8. EFFECTS OF THE PROPOSED ACQUISITION
The Proposed Acquisition will not have any material impact on the net tangible assets of the Group based on its audited accounts for the financial year ended 31 December 2000 and is not expected to have any material effect on the earnings of the Group for the current year ending 31 December 2001. However, given the Company's continued faith in the long term viability of the oil palm business through greater awareness of the products' intrinsic properties and price competitiveness, the Proposed Acquisition is expected to contribute positively towards the earnings of the Group in the future.

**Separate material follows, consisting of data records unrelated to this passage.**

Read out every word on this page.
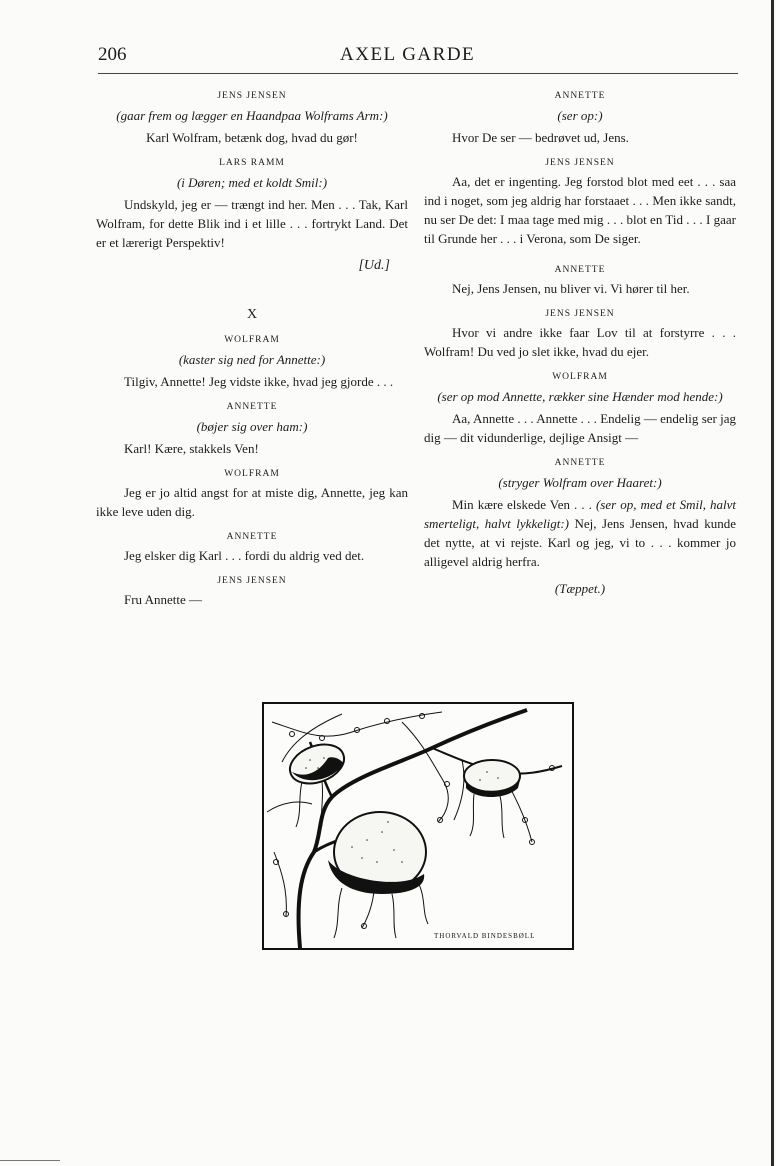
206	AXEL GARDE
JENS JENSEN
(gaar frem og lægger en Haandpaa Wolframs Arm:)

Karl Wolfram, betænk dog, hvad du gør!

LARS RAMM
(i Døren; med et koldt Smil:)

Undskyld, jeg er — trængt ind her. Men . . . Tak, Karl Wolfram, for dette Blik ind i et lille . . . fortrykt Land. Det er et lærerigt Perspektiv!

[Ud.]
X
WOLFRAM
(kaster sig ned for Annette:)

Tilgiv, Annette! Jeg vidste ikke, hvad jeg gjorde . . .

ANNETTE
(bøjer sig over ham:)

Karl! Kære, stakkels Ven!

WOLFRAM

Jeg er jo altid angst for at miste dig, Annette, jeg kan ikke leve uden dig.

ANNETTE

Jeg elsker dig Karl . . . fordi du aldrig ved det.

JENS JENSEN

Fru Annette —

ANNETTE
(ser op:)

Hvor De ser — bedrøvet ud, Jens.

JENS JENSEN

Aa, det er ingenting. Jeg forstod blot med eet . . . saa ind i noget, som jeg aldrig har forstaaet . . . Men ikke sandt, nu ser De det: I maa tage med mig . . . blot en Tid . . . I gaar til Grunde her . . . i Verona, som De siger.

ANNETTE

Nej, Jens Jensen, nu bliver vi. Vi hører til her.

JENS JENSEN

Hvor vi andre ikke faar Lov til at forstyrre . . . Wolfram! Du ved jo slet ikke, hvad du ejer.

WOLFRAM
(ser op mod Annette, rækker sine Hænder mod hende:)

Aa, Annette . . . Annette . . . Endelig — endelig ser jag dig — dit vidunderlige, dejlige Ansigt —

ANNETTE
(stryger Wolfram over Haaret:)

Min kære elskede Ven . . . (ser op, med et Smil, halvt smerteligt, halvt lykkeligt:) Nej, Jens Jensen, hvad kunde det nytte, at vi rejste. Karl og jeg, vi to . . . kommer jo alligevel aldrig herfra.

(Tæppet.)
THORVALD BINDESBØLL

9. DIRECTORS' AND/OR SUBSTANTIAL SHAREHOLDERS' INTERESTS
None of the directors or persons connected to the directors of the Company has any interest, direct or indirect, in the Proposed Acquisition. To the best of the knowledge of the directors, none of the substantial shareholders or persons connected to the substantial shareholders of the Company has any interest, direct or indirect, in the Proposed Acquisition.
10. DIRECTORS' RECOMMENDATION
Your Directors, after careful deliberation, are of the opinion that the Proposed Acquisition is in the best interest of the Company.
11. DOCUMENTS FOR INSPECTION
The SPA will be available for inspection at the registered office of the Company during normal office hours on any working day for a period of one month commencing on the date of this announcement.